Sempozyumda toplamda 12 oturum’da 42 sunum gerçekleştirildi. Sempozyum boyunca 16. y.y. Osmanlı düşünce geleneği; kozmoloji, tanrı-alem ilişkisi, bilgi, varlık, bilim felsefesi, metafizik, kelam, dil bilimi, dini ilimler, mantık, bilim tarihçiliği, ilim tasnifi, ahlak, siyaset ve müzik alanlarında 15 farklı açıdan alanında uzman isimler tarafından değerlendirildi.

Taşköprülüzade Projesi kapsamında gerçekleştirilen tahkik ve tercümeler sayesinde ilk defa yayınlanacak olan 21 ciltlik külliyatın ilk 4’ü de bilim dünyasının hizmetine sunularak, okuyucularla buluştu.

Yoğun katılımla 3 gün boyunca gerçekleşen sempozyum 16.’y.y. Osmanlı düşünce hayatının spekülasyonlardan uzaklaştırıp, batı merkezci algı ve tanımlamalara, özgün bir cevap üretti.

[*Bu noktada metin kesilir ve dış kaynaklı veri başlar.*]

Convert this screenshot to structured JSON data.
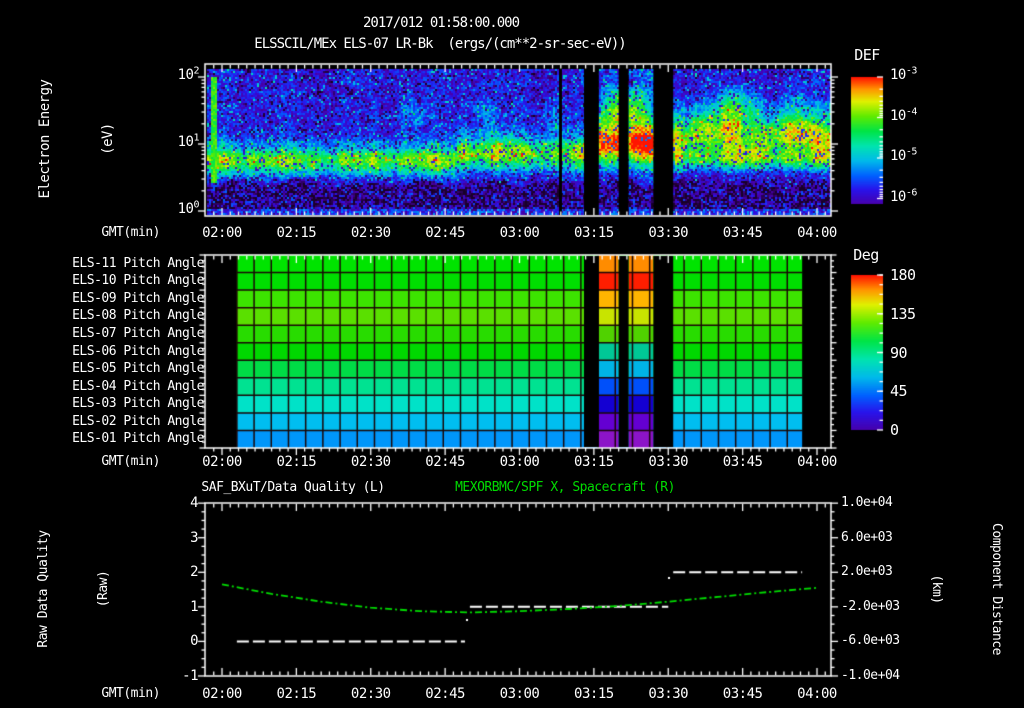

Uluslararası katılımla gerçekleşen sempozyumun değerlendirme oturumu da Cumhur Başkanlığı Sözcüsü ve İslam Felsefecisi olan İbrahim Kalın tarafından gerçekleştirildi. Sempozyumun değerlendirme oturumunda konuşan Kalın, İslam dünyasının Batı merkezli bir algı ile tanımlana geldiğine bu algının ise Taşköprülüzade Projesi gibi özgün çalışmalarla yıkılabileceğine dikkat çekti.

'Derinlikli düşünce, tefekkür, sanat, kültür, medeniyet türü şeyleri tabii ki yapmalıyız ama önce acil siyasi, ekonomik konular var. Bunları önce bir çözelim, vakti zamanı geldiğinde bu tür ilim, fikir, düşünce türü şeylere daha fazla vakit ayırırız' diye bir varsayımla hareket edildiğini görüyoruz." şeklinde konuşan Kalın, acil siyasi ve ekonomik konuların çözülebilmesi için de fikir dünyasının belli bir berraklığa ve derinliğe kavuşmasının önemli olduğunu söyledi.

Kalın, değerlendirmesinde ayrıca, sosyal hayat ve bilim hayatında insanların kendilerini tanıdığı kavramların çok önemli olduğuna vurgu yaparak, “Bizler kendimizi tanımladığımız kavramlarla var oluruz. Bir süre sonra bu kavramlar gerçekliğimiz haline gelir. Batı merkezli bilim üretmek de böyle bir sonuca götüren başlangıçtır. Bu açıdan Taşköprülüzade Projesine emeği geçen İlmi Etüdler Derneği, İlim Sanat Tarih ve Edebiyat Vakfı ve İstanbul Medeniyet üniversitesine şükranlarımı sunuyorum.” dedi.

Sempozyum plaket törenin ardından gerçekleşen, Tarihin Saklı Sesleri müzik grubu icra ettiği musiki dinletisinin ardından çekilen toplu fotoğrafla sona erdi.